Bersyukurlah bila hari ini kita diberi kesempatan mengarungi hidup sekejap di dunia ini. Pernahkah kita sadari bahwa detik demi detik hidup kita adalah rahasia Allah? Pernahkah kita renungkan bahwa keberadaan kita hari ini bukan kuasa kita? Kita hanya menjalani apa yang diberikan untuk kita, dengan satu tujuan: hidup lebih berarti lagi.
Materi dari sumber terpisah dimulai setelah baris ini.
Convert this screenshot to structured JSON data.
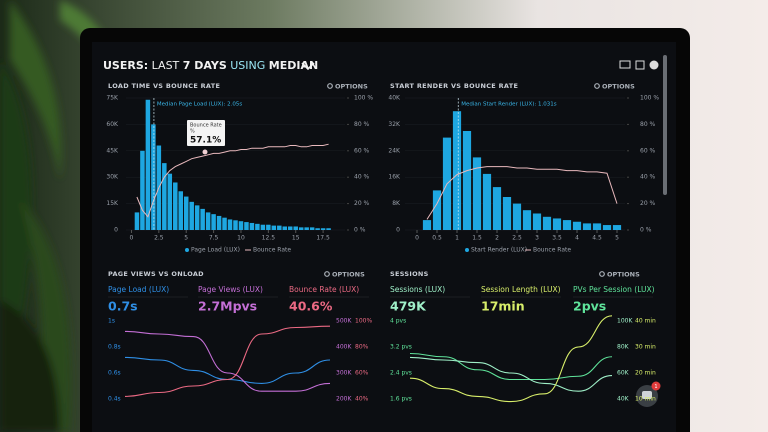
{
  "header": {
    "title_parts": [
      "USERS:",
      "LAST",
      "7 DAYS",
      "USING",
      "MEDIAN"
    ]
  },
  "chat_badge": "1",
  "top_panels": [
    {
      "title": "LOAD TIME VS BOUNCE RATE",
      "options": "OPTIONS",
      "chart": {
        "type": "bar",
        "xlim": [
          -0.5,
          19.5
        ],
        "xticks": [
          0,
          2.5,
          5,
          7.5,
          10,
          12.5,
          15,
          17.5
        ],
        "ylim": [
          0,
          75000
        ],
        "yticks": [
          {
            "value": 0,
            "label": "0"
          },
          {
            "value": 15000,
            "label": "15K"
          },
          {
            "value": 30000,
            "label": "30K"
          },
          {
            "value": 45000,
            "label": "45K"
          },
          {
            "value": 60000,
            "label": "60K"
          },
          {
            "value": 75000,
            "label": "75K"
          }
        ],
        "y2lim": [
          0,
          100
        ],
        "y2ticks": [
          {
            "value": 0,
            "label": "0 %"
          },
          {
            "value": 20,
            "label": "20 %"
          },
          {
            "value": 40,
            "label": "40 %"
          },
          {
            "value": 60,
            "label": "60 %"
          },
          {
            "value": 80,
            "label": "80 %"
          },
          {
            "value": 100,
            "label": "100 %"
          }
        ],
        "x": [
          0.5,
          1,
          1.5,
          2,
          2.5,
          3,
          3.5,
          4,
          4.5,
          5,
          5.5,
          6,
          6.5,
          7,
          7.5,
          8,
          8.5,
          9,
          9.5,
          10,
          10.5,
          11,
          11.5,
          12,
          12.5,
          13,
          13.5,
          14,
          14.5,
          15,
          15.5,
          16,
          16.5,
          17,
          17.5,
          18
        ],
        "series": [
          {
            "name": "Page Load (LUX)",
            "color": "#1ea7e1",
            "values": [
              10000,
              45000,
              74000,
              60000,
              48000,
              38000,
              32000,
              27000,
              22000,
              19000,
              16000,
              14000,
              12000,
              10000,
              9000,
              8000,
              7000,
              6000,
              5500,
              5000,
              4500,
              4000,
              3500,
              3000,
              3000,
              2500,
              2500,
              2000,
              2000,
              2000,
              1500,
              1500,
              1500,
              1000,
              1000,
              1000
            ]
          },
          {
            "name": "Bounce Rate",
            "color": "#e9b9bd",
            "axis": "y2",
            "values": [
              25,
              15,
              10,
              22,
              32,
              40,
              45,
              48,
              50,
              52,
              54,
              55,
              56,
              57,
              58,
              58,
              59,
              60,
              60,
              61,
              61,
              62,
              62,
              62,
              63,
              63,
              63,
              63,
              64,
              64,
              63,
              63,
              64,
              64,
              64,
              65
            ]
          }
        ],
        "median": {
          "value": 2.05,
          "label": "Median Page Load (LUX): 2.05s"
        },
        "tooltip": {
          "title": "Bounce Rate",
          "unit": "%",
          "label": "57.1%"
        }
      }
    },
    {
      "title": "START RENDER VS BOUNCE RATE",
      "options": "OPTIONS",
      "chart": {
        "type": "bar",
        "xlim": [
          -0.3,
          5.2
        ],
        "xticks": [
          0,
          0.5,
          1,
          1.5,
          2,
          2.5,
          3,
          3.5,
          4,
          4.5,
          5
        ],
        "ylim": [
          0,
          40000
        ],
        "yticks": [
          {
            "value": 0,
            "label": "0"
          },
          {
            "value": 8000,
            "label": "8K"
          },
          {
            "value": 16000,
            "label": "16K"
          },
          {
            "value": 24000,
            "label": "24K"
          },
          {
            "value": 32000,
            "label": "32K"
          },
          {
            "value": 40000,
            "label": "40K"
          }
        ],
        "y2lim": [
          0,
          100
        ],
        "y2ticks": [
          {
            "value": 0,
            "label": "0 %"
          },
          {
            "value": 20,
            "label": "20 %"
          },
          {
            "value": 40,
            "label": "40 %"
          },
          {
            "value": 60,
            "label": "60 %"
          },
          {
            "value": 80,
            "label": "80 %"
          },
          {
            "value": 100,
            "label": "100 %"
          }
        ],
        "x": [
          0.25,
          0.5,
          0.75,
          1,
          1.25,
          1.5,
          1.75,
          2,
          2.25,
          2.5,
          2.75,
          3,
          3.25,
          3.5,
          3.75,
          4,
          4.25,
          4.5,
          4.75,
          5
        ],
        "series": [
          {
            "name": "Start Render (LUX)",
            "color": "#1ea7e1",
            "values": [
              3000,
              12000,
              28000,
              36000,
              30000,
              22000,
              17000,
              13000,
              10000,
              8000,
              6000,
              5000,
              4000,
              3500,
              3000,
              2500,
              2000,
              2000,
              1500,
              1500
            ]
          },
          {
            "name": "Bounce Rate",
            "color": "#e9b9bd",
            "axis": "y2",
            "values": [
              8,
              20,
              35,
              42,
              45,
              47,
              48,
              48,
              48,
              47,
              47,
              46,
              46,
              46,
              45,
              45,
              44,
              44,
              43,
              20
            ]
          }
        ],
        "median": {
          "value": 1.031,
          "label": "Median Start Render (LUX): 1.031s"
        }
      }
    }
  ],
  "bottom_panels": [
    {
      "title": "PAGE VIEWS VS ONLOAD",
      "options": "OPTIONS",
      "kpis": [
        {
          "label": "Page Load (LUX)",
          "value": "0.7s",
          "color": "#2f8fe6"
        },
        {
          "label": "Page Views (LUX)",
          "value": "2.7Mpvs",
          "color": "#c46fd6"
        },
        {
          "label": "Bounce Rate (LUX)",
          "value": "40.6%",
          "color": "#ec6a84"
        }
      ],
      "chart": {
        "type": "line",
        "ylim": [
          0.4,
          1
        ],
        "yticks": [
          {
            "value": 1,
            "label": "1s"
          },
          {
            "value": 0.8,
            "label": "0.8s"
          },
          {
            "value": 0.6,
            "label": "0.6s"
          },
          {
            "value": 0.4,
            "label": "0.4s"
          }
        ],
        "y2lim": [
          200000,
          500000
        ],
        "y2ticks": [
          {
            "value": 500000,
            "label": "500K"
          },
          {
            "value": 400000,
            "label": "400K"
          },
          {
            "value": 300000,
            "label": "300K"
          },
          {
            "value": 200000,
            "label": "200K"
          }
        ],
        "y3lim": [
          40,
          100
        ],
        "y3ticks": [
          {
            "value": 100,
            "label": "100%"
          },
          {
            "value": 80,
            "label": "80%"
          },
          {
            "value": 60,
            "label": "60%"
          },
          {
            "value": 40,
            "label": "40%"
          }
        ],
        "series": [
          {
            "color": "#2f8fe6",
            "axis": "y",
            "values": [
              0.72,
              0.7,
              0.62,
              0.55,
              0.52,
              0.6,
              0.7
            ]
          },
          {
            "color": "#c46fd6",
            "axis": "y2",
            "values": [
              460000,
              450000,
              440000,
              300000,
              230000,
              230000,
              260000
            ]
          },
          {
            "color": "#ec6a84",
            "axis": "y3",
            "values": [
              42,
              45,
              50,
              55,
              90,
              95,
              96
            ]
          }
        ]
      }
    },
    {
      "title": "SESSIONS",
      "options": "OPTIONS",
      "kpis": [
        {
          "label": "Sessions (LUX)",
          "value": "479K",
          "color": "#9ff0c8"
        },
        {
          "label": "Session Length (LUX)",
          "value": "17min",
          "color": "#d8ee6a"
        },
        {
          "label": "PVs Per Session (LUX)",
          "value": "2pvs",
          "color": "#5fe39a"
        }
      ],
      "chart": {
        "type": "line",
        "ylim": [
          1.6,
          4
        ],
        "yticks": [
          {
            "value": 4,
            "label": "4 pvs"
          },
          {
            "value": 3.2,
            "label": "3.2 pvs"
          },
          {
            "value": 2.4,
            "label": "2.4 pvs"
          },
          {
            "value": 1.6,
            "label": "1.6 pvs"
          }
        ],
        "y2lim": [
          40000,
          100000
        ],
        "y2ticks": [
          {
            "value": 100000,
            "label": "100K"
          },
          {
            "value": 80000,
            "label": "80K"
          },
          {
            "value": 60000,
            "label": "60K"
          },
          {
            "value": 40000,
            "label": "40K"
          }
        ],
        "y3lim": [
          10,
          40
        ],
        "y3ticks": [
          {
            "value": 40,
            "label": "40 min"
          },
          {
            "value": 30,
            "label": "30 min"
          },
          {
            "value": 20,
            "label": "20 min"
          },
          {
            "value": 10,
            "label": "10 min"
          }
        ],
        "series": [
          {
            "color": "#5fe39a",
            "axis": "y",
            "values": [
              3.0,
              2.9,
              2.5,
              2.2,
              2.2,
              2.3,
              2.9
            ]
          },
          {
            "color": "#9ff0c8",
            "axis": "y2",
            "values": [
              72000,
              70000,
              68000,
              60000,
              52000,
              46000,
              58000
            ]
          },
          {
            "color": "#d8ee6a",
            "axis": "y3",
            "values": [
              18,
              14,
              11,
              9,
              12,
              30,
              42
            ]
          }
        ]
      }
    }
  ]
}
Hendaknya itu menjadi renungan kita setiap hari sehingga mengingatkan kita akan anugerah Allah atas hidup ini. Apakah kita sungguh-sungguh mengakui hal tersebut? Mungkin sebagian besar kita akan menjawab “Amin”. Lalu yang menjadi persoalan adalah, bagaimana kita mengisi hari-hari hidup kita? Sepantasnya kalau kita meresponinya dengan mempersembahkan yang terbaik bagi Tuhan dalam hidup ini. Apakah “yang terbaik di mata Tuhan” itu? Tidak ada kata lain selain segenap hidup kita bagi Sang Pemberi Hidup – Tuhan Yesus sendiri. Itulah standar harga untuk membalas kebaikan Tuhan. Kesaksian itulah yang dinyatakan oleh Rasul Paulus dalam suratnya kepada jemaat di Filipi (Flp 1:21). Jadikanlah momentum setiap hari untuk berkomitmen meninggalkan cara hidup yang lama, dan menyongsong hari yang baru untuk mempersembahkan segenap hidup kita bagi pekerjaan-Nya di sisa umur hidup kita yang masih diberikan-Nya kepada kita.